- Born: Raymond Ethan Goldstein 1 December 1961 (age 64) West Orange, New Jersey
- Education: Massachusetts Institute of Technology (BS); Cornell University (MS, PhD);
- Awards: FRS (2013); FInstP (2009); FIMA (2010); Ig Nobel Prize (2012);
- Scientific career
- Fields: Biophysics; Complex systems; Nonlinear systems;
- Workplaces: University of Cambridge; University of Chicago; Princeton University; University of Arizona;
- Thesis: Studies of phase transitions and critical phenomena: I. Origin of broken particle-hole symmetry in critical fluids. II. Phase transitions of interacting membranes (1988)
- Doctoral advisor: Neil Ashcroft
- Website: damtp.cam.ac.uk/user/gold; www.damtp.cam.ac.uk/people/r.e.goldstein;

= Raymond E. Goldstein =

Professor of Complex Physical Systems

Raymond Ethan Goldstein (born 1961) FRS FInstP is the Alan Turing Professor of Complex Physical Systems in the Department of Applied Mathematics and Theoretical Physics (DAMTP) at the University of Cambridge and a Fellow of Churchill College, Cambridge.

==Education==
Goldstein was educated at the West Orange Public Schools and Massachusetts Institute of Technology (MIT) where he graduated Phi Beta Kappa with double major Bachelor of Science degrees in Physics and Chemistry in 1983. He continued his education at Cornell University where he was awarded a Master of Science degree in physics in 1986, followed by a PhD in 1988 for research on phase transitions and critical phenomena supervised by Neil Ashcroft.

==Research==
Goldstein's research focuses on understanding nonequilibrium phenomena in the natural world, with particular emphasis on biophysics and has been funded by the Engineering and Physical Sciences Research Council (EPSRC), the Biotechnology and Biological Sciences Research Council (BBSRC) and the European Union 7th Framework Programme on Research & Innovation (FP7). His research has been published in leading peer reviewed scientific journals including Proceedings of the National Academy of Sciences of the United States of America, Physical Review Letters, and the Journal of Fluid Mechanics.

==Career==
Goldstein has held academic appointments at the University of Chicago, Princeton University and the University of Arizona. He was appointed Schlumberger Professor (subsequently renamed the Alan Turing Professor) at the University of Cambridge in 2006.

==Awards and honours==
Goldstein was awarded the Stefanos Pnevmatikos International Award in 2000. He was elected Fellow of the American Physical Society in 2002, Fellow of the Institute of Physics (FInstP) in 2009 and the Institute of Mathematics and its Applications (FIMA) in 2010. With Joseph Keller, Patrick B. Warren and Robin C. Ball, Goldstein was awarded an Ig Nobel Prize in 2012 for calculating the forces that shape and move ponytail hair.

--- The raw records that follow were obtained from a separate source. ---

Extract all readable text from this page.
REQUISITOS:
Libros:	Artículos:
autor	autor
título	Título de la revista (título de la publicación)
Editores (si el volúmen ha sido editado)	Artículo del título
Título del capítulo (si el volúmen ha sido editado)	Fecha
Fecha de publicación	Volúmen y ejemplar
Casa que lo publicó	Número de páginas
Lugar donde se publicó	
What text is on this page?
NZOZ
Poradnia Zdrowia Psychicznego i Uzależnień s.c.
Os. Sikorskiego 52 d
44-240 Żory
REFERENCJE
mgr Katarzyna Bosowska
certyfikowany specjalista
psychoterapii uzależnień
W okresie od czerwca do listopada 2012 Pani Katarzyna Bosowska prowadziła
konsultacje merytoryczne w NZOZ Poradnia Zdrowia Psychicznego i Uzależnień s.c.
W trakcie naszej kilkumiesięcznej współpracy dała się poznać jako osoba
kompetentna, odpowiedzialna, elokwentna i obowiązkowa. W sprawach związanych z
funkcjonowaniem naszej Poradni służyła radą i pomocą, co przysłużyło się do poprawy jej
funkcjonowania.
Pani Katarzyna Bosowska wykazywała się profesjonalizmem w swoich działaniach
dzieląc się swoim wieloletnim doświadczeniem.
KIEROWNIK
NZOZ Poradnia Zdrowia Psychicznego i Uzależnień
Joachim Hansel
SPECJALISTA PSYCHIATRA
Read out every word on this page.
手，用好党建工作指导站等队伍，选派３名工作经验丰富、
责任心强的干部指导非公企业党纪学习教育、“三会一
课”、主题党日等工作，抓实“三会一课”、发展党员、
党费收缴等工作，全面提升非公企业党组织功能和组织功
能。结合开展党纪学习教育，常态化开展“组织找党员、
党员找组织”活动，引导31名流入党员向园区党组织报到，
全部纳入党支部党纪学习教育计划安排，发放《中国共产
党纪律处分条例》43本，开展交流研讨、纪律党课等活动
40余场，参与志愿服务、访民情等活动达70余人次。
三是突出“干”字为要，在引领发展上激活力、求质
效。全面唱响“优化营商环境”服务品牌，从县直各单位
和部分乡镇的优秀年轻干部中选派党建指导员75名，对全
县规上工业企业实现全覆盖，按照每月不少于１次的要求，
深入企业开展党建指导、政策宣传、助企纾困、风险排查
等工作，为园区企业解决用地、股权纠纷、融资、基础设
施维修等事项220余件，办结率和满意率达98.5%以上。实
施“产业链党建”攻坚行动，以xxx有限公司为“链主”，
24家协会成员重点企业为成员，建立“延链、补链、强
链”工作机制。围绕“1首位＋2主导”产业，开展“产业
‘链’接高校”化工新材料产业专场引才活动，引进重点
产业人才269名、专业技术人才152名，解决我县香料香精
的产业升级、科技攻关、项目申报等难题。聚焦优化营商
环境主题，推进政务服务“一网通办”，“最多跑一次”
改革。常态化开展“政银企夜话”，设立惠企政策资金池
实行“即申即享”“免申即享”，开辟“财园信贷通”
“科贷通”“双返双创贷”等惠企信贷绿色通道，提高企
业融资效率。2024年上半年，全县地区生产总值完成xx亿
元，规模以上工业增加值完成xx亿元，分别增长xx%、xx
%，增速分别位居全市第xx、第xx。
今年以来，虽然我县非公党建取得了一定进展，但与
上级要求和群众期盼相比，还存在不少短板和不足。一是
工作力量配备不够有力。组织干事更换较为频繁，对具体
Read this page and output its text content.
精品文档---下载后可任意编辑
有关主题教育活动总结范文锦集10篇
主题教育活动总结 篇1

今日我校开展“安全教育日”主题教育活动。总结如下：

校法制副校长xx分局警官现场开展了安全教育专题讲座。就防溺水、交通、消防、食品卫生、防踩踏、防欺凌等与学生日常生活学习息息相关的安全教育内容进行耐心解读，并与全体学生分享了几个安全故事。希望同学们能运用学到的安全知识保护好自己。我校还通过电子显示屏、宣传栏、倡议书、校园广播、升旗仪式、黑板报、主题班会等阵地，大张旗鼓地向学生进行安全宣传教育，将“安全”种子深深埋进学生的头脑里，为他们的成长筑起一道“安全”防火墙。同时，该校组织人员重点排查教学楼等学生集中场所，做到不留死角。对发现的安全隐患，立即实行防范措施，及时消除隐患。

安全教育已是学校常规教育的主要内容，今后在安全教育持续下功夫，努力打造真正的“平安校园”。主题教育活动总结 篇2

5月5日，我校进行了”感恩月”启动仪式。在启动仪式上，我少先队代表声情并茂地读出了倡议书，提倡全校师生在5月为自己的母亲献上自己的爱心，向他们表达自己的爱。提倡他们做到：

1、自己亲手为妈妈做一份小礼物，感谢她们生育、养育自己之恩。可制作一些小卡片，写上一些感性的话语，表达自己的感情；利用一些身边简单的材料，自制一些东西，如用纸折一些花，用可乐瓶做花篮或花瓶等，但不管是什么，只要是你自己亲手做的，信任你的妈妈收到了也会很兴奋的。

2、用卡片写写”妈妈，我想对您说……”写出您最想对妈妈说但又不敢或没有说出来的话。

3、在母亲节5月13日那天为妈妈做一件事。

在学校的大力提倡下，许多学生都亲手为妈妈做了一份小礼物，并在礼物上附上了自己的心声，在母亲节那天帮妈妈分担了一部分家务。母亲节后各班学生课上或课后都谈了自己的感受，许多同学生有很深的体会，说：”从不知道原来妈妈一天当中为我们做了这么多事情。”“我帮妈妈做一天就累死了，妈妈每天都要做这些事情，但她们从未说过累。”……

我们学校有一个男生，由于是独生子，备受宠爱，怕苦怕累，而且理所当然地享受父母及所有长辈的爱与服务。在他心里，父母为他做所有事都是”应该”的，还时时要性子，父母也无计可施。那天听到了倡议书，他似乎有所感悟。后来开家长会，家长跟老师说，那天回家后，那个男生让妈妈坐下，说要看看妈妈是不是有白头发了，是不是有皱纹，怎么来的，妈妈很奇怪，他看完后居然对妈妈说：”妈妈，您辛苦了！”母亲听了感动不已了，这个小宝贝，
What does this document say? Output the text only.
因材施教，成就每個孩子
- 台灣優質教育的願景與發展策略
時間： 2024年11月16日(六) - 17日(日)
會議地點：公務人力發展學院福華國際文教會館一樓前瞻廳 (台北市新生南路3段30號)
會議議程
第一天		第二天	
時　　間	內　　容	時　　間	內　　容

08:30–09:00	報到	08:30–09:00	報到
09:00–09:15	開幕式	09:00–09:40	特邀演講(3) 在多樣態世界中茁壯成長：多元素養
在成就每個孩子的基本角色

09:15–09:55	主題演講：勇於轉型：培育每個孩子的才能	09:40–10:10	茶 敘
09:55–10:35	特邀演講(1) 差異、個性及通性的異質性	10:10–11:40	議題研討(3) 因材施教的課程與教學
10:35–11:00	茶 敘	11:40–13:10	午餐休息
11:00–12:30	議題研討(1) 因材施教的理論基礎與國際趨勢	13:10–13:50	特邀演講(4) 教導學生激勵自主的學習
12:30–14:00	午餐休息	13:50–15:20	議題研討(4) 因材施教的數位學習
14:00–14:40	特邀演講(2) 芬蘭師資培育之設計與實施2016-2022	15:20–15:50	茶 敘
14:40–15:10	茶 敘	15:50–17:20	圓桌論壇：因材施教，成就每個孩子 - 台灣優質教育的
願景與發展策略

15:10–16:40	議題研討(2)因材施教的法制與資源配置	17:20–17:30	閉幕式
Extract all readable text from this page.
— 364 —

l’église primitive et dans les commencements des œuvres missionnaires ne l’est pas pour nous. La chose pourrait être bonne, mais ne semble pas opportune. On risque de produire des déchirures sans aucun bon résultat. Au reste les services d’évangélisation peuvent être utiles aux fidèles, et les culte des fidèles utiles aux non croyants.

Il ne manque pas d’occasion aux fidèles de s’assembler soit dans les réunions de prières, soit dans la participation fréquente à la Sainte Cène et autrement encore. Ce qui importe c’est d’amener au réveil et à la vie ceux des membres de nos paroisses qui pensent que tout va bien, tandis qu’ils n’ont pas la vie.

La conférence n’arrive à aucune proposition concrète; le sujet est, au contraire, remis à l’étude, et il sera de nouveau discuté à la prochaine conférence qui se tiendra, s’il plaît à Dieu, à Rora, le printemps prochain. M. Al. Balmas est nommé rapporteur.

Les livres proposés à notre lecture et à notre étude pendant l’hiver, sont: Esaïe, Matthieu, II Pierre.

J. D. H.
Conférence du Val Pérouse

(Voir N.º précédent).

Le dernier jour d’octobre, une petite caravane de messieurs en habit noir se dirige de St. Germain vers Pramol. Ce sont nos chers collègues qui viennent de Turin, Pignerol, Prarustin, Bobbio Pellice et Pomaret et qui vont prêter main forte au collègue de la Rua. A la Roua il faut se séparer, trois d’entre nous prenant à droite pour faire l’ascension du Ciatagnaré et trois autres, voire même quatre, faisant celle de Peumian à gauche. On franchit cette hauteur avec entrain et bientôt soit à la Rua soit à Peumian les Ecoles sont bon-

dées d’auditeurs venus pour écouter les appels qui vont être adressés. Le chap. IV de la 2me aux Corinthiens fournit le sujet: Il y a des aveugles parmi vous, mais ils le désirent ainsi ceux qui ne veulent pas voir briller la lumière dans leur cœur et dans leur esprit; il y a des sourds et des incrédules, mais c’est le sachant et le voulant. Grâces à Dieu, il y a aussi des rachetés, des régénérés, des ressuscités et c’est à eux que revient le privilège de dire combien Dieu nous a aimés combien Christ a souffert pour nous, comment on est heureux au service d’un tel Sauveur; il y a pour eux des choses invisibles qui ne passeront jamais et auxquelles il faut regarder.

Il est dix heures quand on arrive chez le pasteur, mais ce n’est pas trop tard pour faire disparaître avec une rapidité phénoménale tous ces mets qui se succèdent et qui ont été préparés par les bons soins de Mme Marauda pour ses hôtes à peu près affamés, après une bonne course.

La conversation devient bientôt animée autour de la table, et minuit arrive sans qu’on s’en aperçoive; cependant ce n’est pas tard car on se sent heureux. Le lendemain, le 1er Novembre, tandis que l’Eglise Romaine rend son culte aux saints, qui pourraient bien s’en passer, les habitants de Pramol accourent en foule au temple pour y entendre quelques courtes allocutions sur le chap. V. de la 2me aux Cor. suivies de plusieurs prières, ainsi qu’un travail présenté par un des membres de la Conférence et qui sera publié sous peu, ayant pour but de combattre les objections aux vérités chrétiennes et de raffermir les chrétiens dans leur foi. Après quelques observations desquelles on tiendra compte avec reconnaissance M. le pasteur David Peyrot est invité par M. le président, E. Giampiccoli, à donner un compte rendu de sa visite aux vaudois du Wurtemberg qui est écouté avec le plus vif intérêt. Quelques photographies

Goldstein was elected a Fellow of the Royal Society (FRS) in 2013. His nomination reads:

He was awarded the 2016 Batchelor Prize of the International Union of Theoretical and Applied Mechanics for his research into active matter fluid mechanics., and the Institute of Physics Rosalind Franklin Medal and Prize for revealing the physical basis for fluid motion in and around active cells.

==Personal life==
Goldstein married Argentine mathematical physicist Adriana Pesci.